In his 2013 paper, “Critical reflections on polygamy in the African Christian context,” African theologian Elijah M. Baloyi noted that for its adherents, polygamy is held in high regard in African culture for several reasons, including the belief that “the more wives a man has, the more children he is likely to have, and the more children, the greater the chances that the family will enjoy immortality.”

Other reasons that some cultures in Africa use to justify the practice range from it serving as a “remedy for the problem of infertility” to the “fulfillment of the desire for a male heir.”

However, Baloyi, citing the works of several African scholars, argued that a critical evaluation of polygamy revealed “that not only does it encourage the treatment of women as inferior beings, but it also foments rivalry between wives and forces many women to share already scarce resources with co-wives and their children.”
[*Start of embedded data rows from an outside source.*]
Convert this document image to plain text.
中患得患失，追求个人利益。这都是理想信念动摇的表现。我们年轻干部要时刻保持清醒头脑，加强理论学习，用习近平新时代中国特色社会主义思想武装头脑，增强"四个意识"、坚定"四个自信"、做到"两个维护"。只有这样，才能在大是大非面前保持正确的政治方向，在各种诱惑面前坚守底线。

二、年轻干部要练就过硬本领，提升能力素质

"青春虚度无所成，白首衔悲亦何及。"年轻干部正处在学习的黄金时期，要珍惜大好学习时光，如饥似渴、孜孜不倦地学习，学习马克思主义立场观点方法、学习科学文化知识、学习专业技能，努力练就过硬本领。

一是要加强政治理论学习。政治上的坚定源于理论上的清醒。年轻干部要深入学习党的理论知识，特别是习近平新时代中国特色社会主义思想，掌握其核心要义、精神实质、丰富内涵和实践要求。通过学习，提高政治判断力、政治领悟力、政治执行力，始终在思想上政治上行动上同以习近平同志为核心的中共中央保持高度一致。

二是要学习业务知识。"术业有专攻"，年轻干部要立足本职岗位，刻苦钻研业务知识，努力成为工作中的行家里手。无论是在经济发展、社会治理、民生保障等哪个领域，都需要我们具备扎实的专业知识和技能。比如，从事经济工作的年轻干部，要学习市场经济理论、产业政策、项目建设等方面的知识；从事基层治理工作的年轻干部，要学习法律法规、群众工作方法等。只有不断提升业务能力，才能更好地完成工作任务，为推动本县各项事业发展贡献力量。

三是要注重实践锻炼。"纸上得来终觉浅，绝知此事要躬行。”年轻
He also stated that “it is very difficult to defend polygamy in modern times” and that “the modern African woman is assertive of her marital rights and her right to equality and dignity, and is no longer prepared to live out her life in perpetual sexual slavery in a patriarchal system in which polygamy is used as an oppressive practice.”

The Christian Church, Baloyi wrote, “needs to take a decisive stand with regard to polygamists who want to join the Church. Faith is the responsibility of an individual, but Church is the responsibility of people, and faith manifests itself in the Church.”